Science Bite (3 minute oral presentation with PPT in live session and poster) - Students and ECRs only Lorne Infection and Immunity 2023

Safety and immunogenicity of a 2+1 DTPa infant vaccination schedule in Australian infants. (#63)

Sonia McAlister 1 2 , Anita van den Biggelaar 1 2 , Ruth Thornton 1 3 , Matthew Cooper 4 , Peter McIntyre 5 , Peter Richmond 1 2 6 , Nicholas Wood 5
  1. Wesfarmers Centre of Vaccines and Infectious Diseases, Telethon Kids Institute, The University of Western Australia, Perth, Australia
  2. School of Medicine, The University of Western Australia, Perth, WA, Australia
  3. Centre for Child Health Research, The University of Western Australia, Perth, WA, Australia
  4. Telethon Kids Institute, The University of Western Australia, Perth, WA, Australia
  5. National Centre for Immunisation Research and Surveillance, Sydney, NSW, Australia
  6. Departments of Immunology and General Paediatrics, Perth Children’s Hospital, Perth, WA, Australia

A 2+1 pertussis vaccination schedule administering DTPa-IPV-HBV/Hib at 6-weeks, 12-weeks, and 12-months of age may maximise early protection and improve antibody persistence into the second year of life. This may be equivalent to the current 3+1 schedule where DTPa-IPV-HBV/Hib is administered at 2, 4, 6 and 18 months. Both schedules include DTPa-IPV boosting at 4-years. We aimed to evaluate the 2+1 schedule in Australia.

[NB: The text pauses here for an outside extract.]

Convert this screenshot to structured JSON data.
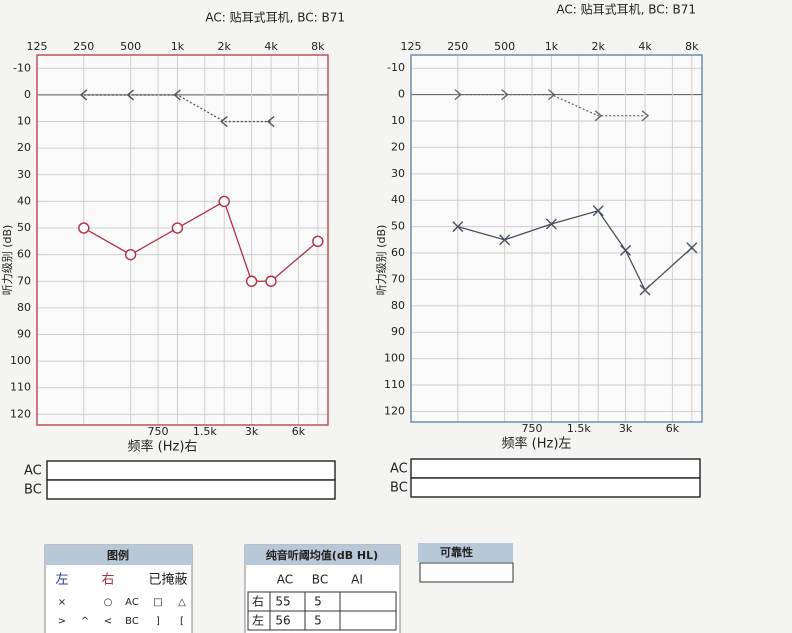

Serum was collected pre- and 1-month post-primary and booster vaccinations; and during the second year of life from 82 infants. IgG- geometric mean concentrations (GMC) to pertussis-toxin (PT), pertactin (PRN), filamentous-hemagglutinin (FHA), tetanus-toxin (TT) and diphtheria-toxoid (DT) were measured using a DTPa-multiplexed bead-based immunoassay.  

The 2+1 schedule was well tolerated and immunogenic with increasing DTPa-IgG-GMC observed after each subsequent dose, except for TT for which levels remained unchanged between the first two doses.

Post-hoc analyses showed that high baseline antibody titres in infants pre-vaccination (i.e. maternally-derived) influenced immunogenicity of subsequent infant vaccines. GEE modelling of infant PT antibody responses across the first 4 years of life based on serostatus at baseline showed an average reduction in PT-IgG by 40% (p=6.6e-05). However, all children responded well to the 4-year booster, achieving antibody levels associated with seropositivity/sero-protection for all DTPa antigens.

Comparing the 2+1 schedule to a historical control cohort vaccinated with a 3+1 schedule showed that after three doses, DTPa-IgG concentrations were higher in the 2+1 group, except for FHA-IgG. During the second year of life, PT, PRN and FHA-IgG antibodies remained higher in 2+1 compared to 3+1 vaccinated infants. By 4-years of age, similar DTPa-IgG concentrations were observed between groups for all antigens. Responses to a 4-year booster were comparable between schedules, except DT-IgG was higher in the 2+1 group. All children were seroprotected throughout the study (TT- and DT-IgG≥0.01IU/mL).

These results suggest a 2+1 DTPa-schedule provides immunity into the second year of life and may induce comparable protection to the current 3+1 schedule. Given the impact of maternal antibody on infant responses, future studies should determine the optimal 2+1 schedule based on current recommendations for repeated maternal pertussis immunisation.